Given this risk, we thought we'd take a look at whether Rupert Resources (TSE:RUP) shareholders should be worried about its cash burn. For the purpose of this article, we'll define cash burn as the amount of cash the company is spending each year to fund its growth (also called its negative free cash flow). We'll start by comparing its cash burn with its cash reserves in order to calculate its cash runway.

Check out our latest analysis for Rupert Resources

Does Rupert Resources Have A Long Cash Runway?

A cash runway is defined as the length of time it would take a company to run out of money if it kept spending at its current rate of cash burn. When Rupert Resources last reported its August 2024 balance sheet in October 2024, it had zero debt and cash worth CA$53m. In the last year, its cash burn was CA$37m. So it had a cash runway of approximately 17 months from August 2024. Importantly, the one analyst we see covering the stock thinks that Rupert Resources will reach cashflow breakeven in 3 years. Essentially, that means the company will either reduce its cash burn, or else require more cash. The image below shows how its cash balance has been changing over the last few years.
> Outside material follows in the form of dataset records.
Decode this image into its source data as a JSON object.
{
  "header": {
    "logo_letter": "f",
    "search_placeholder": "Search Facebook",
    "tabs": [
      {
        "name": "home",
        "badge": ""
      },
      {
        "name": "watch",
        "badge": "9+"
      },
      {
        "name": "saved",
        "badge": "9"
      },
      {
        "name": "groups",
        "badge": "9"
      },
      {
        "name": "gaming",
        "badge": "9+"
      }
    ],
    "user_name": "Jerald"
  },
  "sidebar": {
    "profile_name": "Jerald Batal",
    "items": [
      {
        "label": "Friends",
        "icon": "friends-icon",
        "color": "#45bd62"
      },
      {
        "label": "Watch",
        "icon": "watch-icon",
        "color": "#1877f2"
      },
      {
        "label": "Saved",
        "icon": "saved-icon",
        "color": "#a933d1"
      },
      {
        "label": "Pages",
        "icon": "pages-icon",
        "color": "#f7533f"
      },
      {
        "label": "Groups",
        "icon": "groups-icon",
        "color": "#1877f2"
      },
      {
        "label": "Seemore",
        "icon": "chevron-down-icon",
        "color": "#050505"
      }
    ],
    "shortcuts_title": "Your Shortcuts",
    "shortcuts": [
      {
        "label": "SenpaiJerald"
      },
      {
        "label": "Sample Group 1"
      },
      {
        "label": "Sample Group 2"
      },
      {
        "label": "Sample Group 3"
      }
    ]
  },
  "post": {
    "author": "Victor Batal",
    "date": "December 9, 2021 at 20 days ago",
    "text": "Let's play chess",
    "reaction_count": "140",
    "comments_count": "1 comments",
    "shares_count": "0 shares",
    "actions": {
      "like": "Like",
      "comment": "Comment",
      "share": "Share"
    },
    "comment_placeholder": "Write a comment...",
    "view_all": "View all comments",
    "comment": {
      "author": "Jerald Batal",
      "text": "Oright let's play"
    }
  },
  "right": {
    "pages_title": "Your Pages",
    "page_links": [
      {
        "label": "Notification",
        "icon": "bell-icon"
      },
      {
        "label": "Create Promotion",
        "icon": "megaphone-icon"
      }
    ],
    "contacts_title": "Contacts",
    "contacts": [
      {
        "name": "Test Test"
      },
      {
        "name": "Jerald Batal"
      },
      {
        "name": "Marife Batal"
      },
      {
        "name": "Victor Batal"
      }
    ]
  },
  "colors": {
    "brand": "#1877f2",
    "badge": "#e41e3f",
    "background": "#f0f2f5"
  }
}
debt-equity-history-analysis
TSX:RUP Debt to Equity History December 31st 2024

How Is Rupert Resources' Cash Burn Changing Over Time?

Rupert Resources didn't record any revenue over the last year, indicating that it's an early stage company still developing its business. So while we can't look to sales to understand growth, we can look at how the cash burn is changing to understand how expenditure is trending over time. Over the last year its cash burn actually increased by 18%, which suggests that management are increasing investment in future growth, but not too quickly. However, the company's true cash runway will therefore be shorter than suggested above, if spending continues to increase. While the past is always worth studying, it is the future that matters most of all. For that reason, it makes a lot of sense to take a look at our analyst forecasts for the company.

How Hard Would It Be For Rupert Resources To Raise More Cash For Growth?

Given its cash burn trajectory, Rupert Resources shareholders may wish to consider how easily it could raise more cash, despite its solid cash runway. Companies can raise capital through either debt or equity. Commonly, a business will sell new shares in itself to raise cash and drive growth. By comparing a company's annual cash burn to its total market capitalisation, we can estimate roughly how many shares it would have to issue in order to run the company for another year (at the same burn rate).